Harold was the second son of Godwin, Earl of Wessex and Gytha.
Harold was married 'more Danico' (unrecognized by the church), to Eadgyth Swanneshals (Edith Swanneck), before his marriage in 1064 to Ealdgyth (Alditha), widow of Gruffydd ap Llywelyn of Wales (d. 1063).
Before coming to the throne Harold had been captured in France and, under duress, is alleged to have sworn that he would not accept the English crown but would support William of Normandy's claim.

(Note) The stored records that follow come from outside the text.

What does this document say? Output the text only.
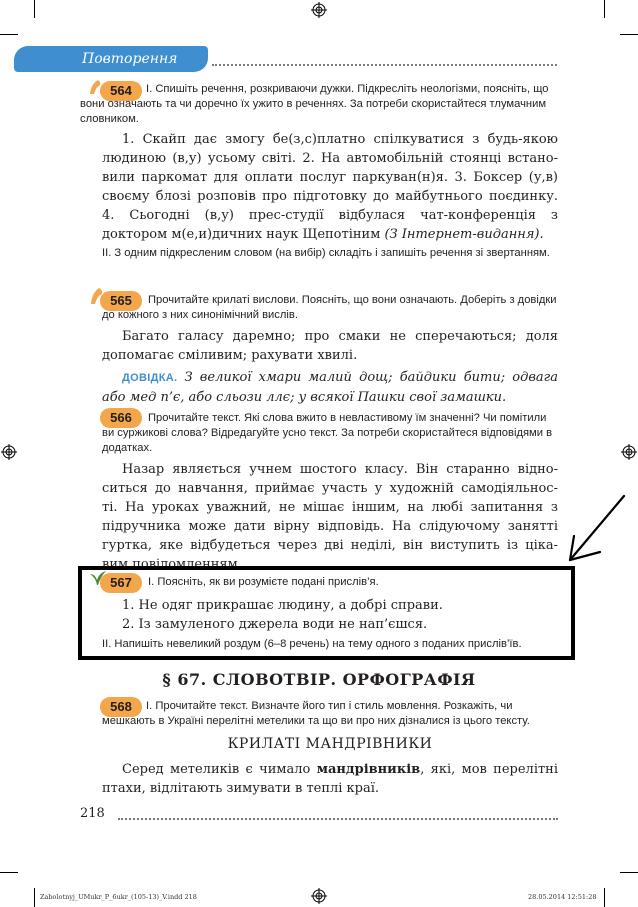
Повторення
564	I. Спишіть речення, розкриваючи дужки. Підкресліть неологізми, поясніть, що вони означають та чи доречно їх ужито в реченнях. За потреби скористайтеся тлумачним словником.
1. Скайп дає змогу бе(з,с)платно спілкуватися з будь-якою
людиною (в,у) усьому світі. 2. На автомобільній стоянці встано-
вили паркомат для оплати послуг паркуван(н)я. 3. Боксер (у,в)
своєму блозі розповів про підготовку до майбутнього поєдинку.
4. Сьогодні (в,у) прес-студії відбулася чат-конференція з доктором м(е,и)дичних наук Щепотіним (З Інтернет-видання).
II. З одним підкресленим словом (на вибір) складіть і запишіть речення зі звертанням.
565	Прочитайте крилаті вислови. Поясніть, що вони означають. Доберіть з довідки до кожного з них синонімічний вислів.
Багато галасу даремно; про смаки не сперечаються; доля
допомагає сміливим; рахувати хвилі.
ДОВІДКА. З великої хмари малий дощ; байдики бити; одвага
або мед п’є, або сльози ллє; у всякої Пашки свої замашки.
566	Прочитайте текст. Які слова вжито в невластивому їм значенні? Чи помітили ви суржикові слова? Відредагуйте усно текст. За потреби скористайтеся відповідями в додатках.
Назар являється учнем шостого класу. Він старанно відно-
ситься до навчання, приймає участь у художній самодіяльнос-
ті. На уроках уважний, не мішає іншим, на любі запитання з
підручника може дати вірну відповідь. На слідуючому занятті
гуртка, яке відбудеться через дві неділі, він виступить із ціка-
вим повідомленням.
567	I. Поясніть, як ви розумієте подані прислів’я.
1. Не одяг прикрашає людину, а добрі справи.
2. Із замуленого джерела води не нап’єшся.
II. Напишіть невеликий роздум (6–8 речень) на тему одного з поданих прислів’їв.
§ 67. СЛОВОТВІР. ОРФОГРАФІЯ
568	I. Прочитайте текст. Визначте його тип і стиль мовлення. Розкажіть, чи мешкають в Україні перелітні метелики та що ви про них дізналися із цього тексту.
КРИЛАТІ МАНДРІВНИКИ
Серед метеликів є чимало мандрівників, які, мов перелітні
птахи, відлітають зимувати в теплі краї.
218
Zabolotnyj_UMukr_P_6ukr_(105-13)_V.indd 218	28.05.2014 12:51:28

When Edward the Confessor died the Wittan (Council) elected Harold to succeed him and he was crowned at Westminster Abbey. In Sept 1066 King Harold Hardrada of Norway and Tostig, Harold of England's half brother, sailed up the Humber and landed at Ricall near York. King Harold marched his army from the South up Ermine Street and decisively defeated the invaders at Stamford Bridge on 25th Sept.
Meanwhile, William of Normandy was assembling forces at the mouth of the Somme and as soon as the wind was favorable he crossed the Channel and landed at Pevensey on the 28th September. Harold marched south and reached Battle near Hastings on the 13th Oct.
The following day, Saturday 14th October 1066, is probably the most memorable in English History. Each army consisted of about 7,000 men but the Normans had the advantage of bow-men and cavalry while the English relied on axe and spear-men. The battle raged all day and in the evening, William ordered his archers to shoot high so that the arrows would drop vertically. Harold was struck in the right eye and mortally wounded.
According to contemporary documents, William of Normandy instructed Harold's burial near the battlefield in a position overlooking the sea.
A twelfth-century Waltham chronicle records that William later gave permission for Harold's body to be reburied in the church of the Holy Cross at Waltham, an account later repeated by William of Malmesbury and Matthew Paris. Waltham had been refounded as a collegiate church by Harold around 1060. Harold's tomb was most likely located before the high altar of the eleventh century church, i.e. near the position to the east of the church marked today by an inscribed slab. A 14th century chronicler recorded that the tomb had the king's image. Later a stone was noted at Waltham with the inscription: HIC IACET HAROLDUS INFELIX.